The report was compiled by the Oireachtas Joint Committee on Finance and the Public Service.
It recommends that from Budget 2011, a new budgetary process must be introduced.
It says the Government should introduce multi-year budgets, as they are a better option for allowing departments and the capital programme to be more efficient.
However, it adds that over-runs in one year must be balanced by under-runs in subsequent years.
Today's report states that the current economic models are 'inadequate' and it would like to see an immediate independent review of the economic modelling used.
Among the recommendations are a new reserve fund, or ‘rainy day account', and clauses on downward flexibility in wages for periods of deflation.

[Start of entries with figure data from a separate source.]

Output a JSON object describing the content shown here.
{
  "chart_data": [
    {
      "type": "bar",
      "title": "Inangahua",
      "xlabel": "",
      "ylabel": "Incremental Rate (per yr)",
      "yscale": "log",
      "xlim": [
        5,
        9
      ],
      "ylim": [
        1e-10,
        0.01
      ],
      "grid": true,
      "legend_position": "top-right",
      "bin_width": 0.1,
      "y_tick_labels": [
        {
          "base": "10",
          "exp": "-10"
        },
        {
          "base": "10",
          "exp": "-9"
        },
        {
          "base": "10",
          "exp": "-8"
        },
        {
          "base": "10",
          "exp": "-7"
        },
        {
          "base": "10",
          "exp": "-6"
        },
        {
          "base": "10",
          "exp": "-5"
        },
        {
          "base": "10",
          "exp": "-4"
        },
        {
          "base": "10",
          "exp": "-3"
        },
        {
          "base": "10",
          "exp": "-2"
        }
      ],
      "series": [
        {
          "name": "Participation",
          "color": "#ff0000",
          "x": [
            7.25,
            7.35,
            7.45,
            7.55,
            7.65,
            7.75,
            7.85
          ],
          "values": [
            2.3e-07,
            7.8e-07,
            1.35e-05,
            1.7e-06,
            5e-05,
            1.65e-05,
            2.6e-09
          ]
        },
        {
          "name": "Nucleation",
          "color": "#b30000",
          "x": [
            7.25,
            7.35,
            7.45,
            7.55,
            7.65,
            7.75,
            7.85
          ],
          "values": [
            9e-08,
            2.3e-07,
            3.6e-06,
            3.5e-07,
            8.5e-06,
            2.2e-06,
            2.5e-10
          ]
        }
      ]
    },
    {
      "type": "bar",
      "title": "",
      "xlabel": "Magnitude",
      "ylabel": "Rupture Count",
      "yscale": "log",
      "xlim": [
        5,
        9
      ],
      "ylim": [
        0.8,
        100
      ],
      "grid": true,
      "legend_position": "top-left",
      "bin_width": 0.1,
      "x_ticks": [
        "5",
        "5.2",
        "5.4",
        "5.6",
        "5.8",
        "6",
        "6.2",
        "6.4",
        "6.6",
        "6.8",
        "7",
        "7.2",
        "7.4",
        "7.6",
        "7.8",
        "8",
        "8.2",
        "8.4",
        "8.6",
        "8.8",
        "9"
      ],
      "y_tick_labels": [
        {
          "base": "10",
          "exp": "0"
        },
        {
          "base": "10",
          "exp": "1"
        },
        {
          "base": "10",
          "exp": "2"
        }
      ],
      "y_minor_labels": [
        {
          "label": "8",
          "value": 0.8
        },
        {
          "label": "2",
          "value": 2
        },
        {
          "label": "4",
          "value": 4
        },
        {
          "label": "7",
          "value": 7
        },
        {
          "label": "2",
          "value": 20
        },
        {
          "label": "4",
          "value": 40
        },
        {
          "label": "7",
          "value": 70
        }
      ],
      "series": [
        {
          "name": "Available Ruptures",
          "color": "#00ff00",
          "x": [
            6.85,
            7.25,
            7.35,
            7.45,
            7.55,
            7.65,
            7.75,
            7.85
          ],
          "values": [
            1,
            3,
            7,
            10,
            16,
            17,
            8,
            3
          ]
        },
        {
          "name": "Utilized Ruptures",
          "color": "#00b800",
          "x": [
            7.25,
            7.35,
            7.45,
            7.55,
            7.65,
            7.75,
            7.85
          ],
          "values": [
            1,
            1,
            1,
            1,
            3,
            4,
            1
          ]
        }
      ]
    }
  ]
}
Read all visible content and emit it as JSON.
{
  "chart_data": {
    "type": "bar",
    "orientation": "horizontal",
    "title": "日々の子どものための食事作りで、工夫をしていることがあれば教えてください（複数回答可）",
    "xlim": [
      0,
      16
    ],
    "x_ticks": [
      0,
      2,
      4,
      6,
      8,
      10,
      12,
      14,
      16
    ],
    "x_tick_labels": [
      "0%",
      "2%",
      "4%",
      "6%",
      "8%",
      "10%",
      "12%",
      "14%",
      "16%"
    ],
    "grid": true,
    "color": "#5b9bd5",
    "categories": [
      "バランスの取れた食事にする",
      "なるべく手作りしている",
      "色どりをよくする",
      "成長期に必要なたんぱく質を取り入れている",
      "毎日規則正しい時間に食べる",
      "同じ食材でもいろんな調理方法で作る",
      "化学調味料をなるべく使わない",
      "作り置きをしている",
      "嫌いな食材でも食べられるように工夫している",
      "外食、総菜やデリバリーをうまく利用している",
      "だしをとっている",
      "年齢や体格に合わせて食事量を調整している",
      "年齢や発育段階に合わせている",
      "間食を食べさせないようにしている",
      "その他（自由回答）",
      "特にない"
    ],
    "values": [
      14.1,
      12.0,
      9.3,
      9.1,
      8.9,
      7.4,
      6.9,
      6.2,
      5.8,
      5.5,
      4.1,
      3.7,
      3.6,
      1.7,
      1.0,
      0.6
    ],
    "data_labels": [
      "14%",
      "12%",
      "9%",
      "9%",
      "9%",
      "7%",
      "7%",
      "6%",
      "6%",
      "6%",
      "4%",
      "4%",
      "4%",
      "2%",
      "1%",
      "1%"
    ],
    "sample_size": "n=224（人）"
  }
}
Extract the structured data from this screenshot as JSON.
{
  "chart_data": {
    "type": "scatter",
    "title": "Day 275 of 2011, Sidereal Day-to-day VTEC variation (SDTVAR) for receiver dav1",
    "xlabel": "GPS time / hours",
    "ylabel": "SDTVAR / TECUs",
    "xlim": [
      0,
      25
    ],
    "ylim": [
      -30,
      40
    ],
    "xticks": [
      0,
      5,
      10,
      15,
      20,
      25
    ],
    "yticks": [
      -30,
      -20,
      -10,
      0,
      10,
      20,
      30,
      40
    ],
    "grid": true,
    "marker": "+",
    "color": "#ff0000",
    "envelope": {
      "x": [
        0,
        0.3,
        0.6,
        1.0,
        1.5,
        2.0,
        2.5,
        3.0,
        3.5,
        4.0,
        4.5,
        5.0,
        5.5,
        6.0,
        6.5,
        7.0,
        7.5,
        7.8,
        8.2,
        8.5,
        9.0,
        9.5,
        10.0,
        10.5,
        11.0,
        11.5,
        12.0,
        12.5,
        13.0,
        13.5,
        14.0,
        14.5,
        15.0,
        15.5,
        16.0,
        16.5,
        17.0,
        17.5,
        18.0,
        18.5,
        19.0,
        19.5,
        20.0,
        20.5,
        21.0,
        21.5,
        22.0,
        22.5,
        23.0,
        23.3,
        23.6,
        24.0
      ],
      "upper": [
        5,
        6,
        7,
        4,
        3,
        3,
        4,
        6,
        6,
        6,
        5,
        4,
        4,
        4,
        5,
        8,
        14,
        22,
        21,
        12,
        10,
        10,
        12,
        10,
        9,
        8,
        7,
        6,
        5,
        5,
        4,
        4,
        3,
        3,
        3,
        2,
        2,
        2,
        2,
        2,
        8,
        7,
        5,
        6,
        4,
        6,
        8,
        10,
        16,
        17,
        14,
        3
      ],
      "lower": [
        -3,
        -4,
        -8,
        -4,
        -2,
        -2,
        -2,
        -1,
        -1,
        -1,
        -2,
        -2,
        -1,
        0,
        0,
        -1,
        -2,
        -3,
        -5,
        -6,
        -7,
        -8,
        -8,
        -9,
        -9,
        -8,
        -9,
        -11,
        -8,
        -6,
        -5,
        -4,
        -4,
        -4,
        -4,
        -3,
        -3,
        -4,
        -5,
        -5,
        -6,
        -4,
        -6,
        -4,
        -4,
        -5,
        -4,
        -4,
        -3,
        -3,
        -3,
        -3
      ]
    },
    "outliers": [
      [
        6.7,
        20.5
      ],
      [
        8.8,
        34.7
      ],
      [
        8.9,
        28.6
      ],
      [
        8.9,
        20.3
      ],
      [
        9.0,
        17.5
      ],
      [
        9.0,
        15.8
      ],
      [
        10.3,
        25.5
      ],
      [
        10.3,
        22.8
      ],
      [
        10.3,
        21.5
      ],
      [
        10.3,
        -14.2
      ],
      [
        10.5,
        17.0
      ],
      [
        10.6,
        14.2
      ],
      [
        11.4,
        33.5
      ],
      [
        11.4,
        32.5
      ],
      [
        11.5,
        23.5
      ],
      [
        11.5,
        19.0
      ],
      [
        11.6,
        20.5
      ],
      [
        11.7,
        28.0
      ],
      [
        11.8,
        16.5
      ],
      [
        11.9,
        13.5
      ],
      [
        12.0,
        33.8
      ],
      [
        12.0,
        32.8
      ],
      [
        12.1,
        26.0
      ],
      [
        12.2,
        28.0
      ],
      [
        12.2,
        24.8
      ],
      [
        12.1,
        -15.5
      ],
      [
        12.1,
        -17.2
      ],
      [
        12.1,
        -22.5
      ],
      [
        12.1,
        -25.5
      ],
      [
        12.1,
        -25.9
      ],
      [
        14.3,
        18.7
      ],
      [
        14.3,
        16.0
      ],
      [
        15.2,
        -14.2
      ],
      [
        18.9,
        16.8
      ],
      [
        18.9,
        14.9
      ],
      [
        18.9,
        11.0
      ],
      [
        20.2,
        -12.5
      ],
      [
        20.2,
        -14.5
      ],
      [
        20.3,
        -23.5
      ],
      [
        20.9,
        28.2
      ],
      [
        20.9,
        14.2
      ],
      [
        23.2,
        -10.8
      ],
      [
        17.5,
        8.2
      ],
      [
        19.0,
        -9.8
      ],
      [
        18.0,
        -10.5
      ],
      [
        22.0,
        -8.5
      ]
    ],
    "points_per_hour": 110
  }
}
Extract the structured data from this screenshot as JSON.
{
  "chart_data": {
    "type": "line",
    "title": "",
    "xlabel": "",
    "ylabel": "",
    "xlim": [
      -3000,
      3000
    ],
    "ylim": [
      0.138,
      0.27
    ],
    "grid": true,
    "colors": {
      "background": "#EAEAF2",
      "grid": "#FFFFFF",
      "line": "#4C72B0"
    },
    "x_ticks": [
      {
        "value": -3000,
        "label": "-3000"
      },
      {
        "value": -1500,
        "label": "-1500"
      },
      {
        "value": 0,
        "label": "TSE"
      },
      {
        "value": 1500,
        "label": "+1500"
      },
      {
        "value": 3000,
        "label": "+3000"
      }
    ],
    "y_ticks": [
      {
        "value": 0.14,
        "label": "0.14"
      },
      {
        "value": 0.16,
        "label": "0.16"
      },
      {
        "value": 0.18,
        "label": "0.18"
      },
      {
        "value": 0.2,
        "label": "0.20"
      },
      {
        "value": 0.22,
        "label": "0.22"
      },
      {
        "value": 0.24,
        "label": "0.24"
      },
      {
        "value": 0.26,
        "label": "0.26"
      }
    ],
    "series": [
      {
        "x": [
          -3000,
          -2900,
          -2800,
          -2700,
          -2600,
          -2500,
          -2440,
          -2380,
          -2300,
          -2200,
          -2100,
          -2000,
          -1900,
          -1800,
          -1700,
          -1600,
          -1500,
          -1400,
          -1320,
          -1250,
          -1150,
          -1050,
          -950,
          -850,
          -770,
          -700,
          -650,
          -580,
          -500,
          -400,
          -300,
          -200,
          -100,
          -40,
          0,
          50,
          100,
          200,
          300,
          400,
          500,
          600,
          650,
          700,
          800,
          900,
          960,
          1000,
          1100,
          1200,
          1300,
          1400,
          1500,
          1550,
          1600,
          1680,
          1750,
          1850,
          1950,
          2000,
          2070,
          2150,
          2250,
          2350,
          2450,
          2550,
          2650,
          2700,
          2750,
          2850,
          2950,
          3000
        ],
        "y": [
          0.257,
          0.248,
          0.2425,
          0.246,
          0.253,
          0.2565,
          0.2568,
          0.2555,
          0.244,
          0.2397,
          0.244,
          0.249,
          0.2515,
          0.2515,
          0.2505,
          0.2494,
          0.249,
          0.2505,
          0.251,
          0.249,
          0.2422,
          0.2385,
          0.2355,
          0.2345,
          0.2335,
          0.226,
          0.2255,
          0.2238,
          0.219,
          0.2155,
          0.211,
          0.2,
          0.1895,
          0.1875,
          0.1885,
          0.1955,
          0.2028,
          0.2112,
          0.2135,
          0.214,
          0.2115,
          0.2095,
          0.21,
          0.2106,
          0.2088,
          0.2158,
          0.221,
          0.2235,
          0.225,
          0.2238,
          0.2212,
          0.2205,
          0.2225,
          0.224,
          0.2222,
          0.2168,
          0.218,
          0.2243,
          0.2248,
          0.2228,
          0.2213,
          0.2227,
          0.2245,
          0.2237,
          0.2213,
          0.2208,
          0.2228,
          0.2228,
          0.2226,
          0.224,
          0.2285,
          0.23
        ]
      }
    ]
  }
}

Precise, accurate and timely communication between the Central Bank, the Financial Regulator and the Department of Finance was also cited as essential.
Committee Chairman Michael Ahern said 'this report will not solve the economic crisis, what it does is chart a path so that we run fiscal policy in a new way when Ireland recovers and is on the path to sustainability.'
Bond yields
Elsewhere, the Minister for Finance has said the main reason why Irish bonds yields are rising is because of uncertainty surrounding European Union plans for future debt.
However, Brian Lenihan also said it appeared that the markets did not fully believe the bank recapitalisation figures published at the end of September.
The interest rate demanded by investors to lend money to Ireland for ten years was 9.26% this evening.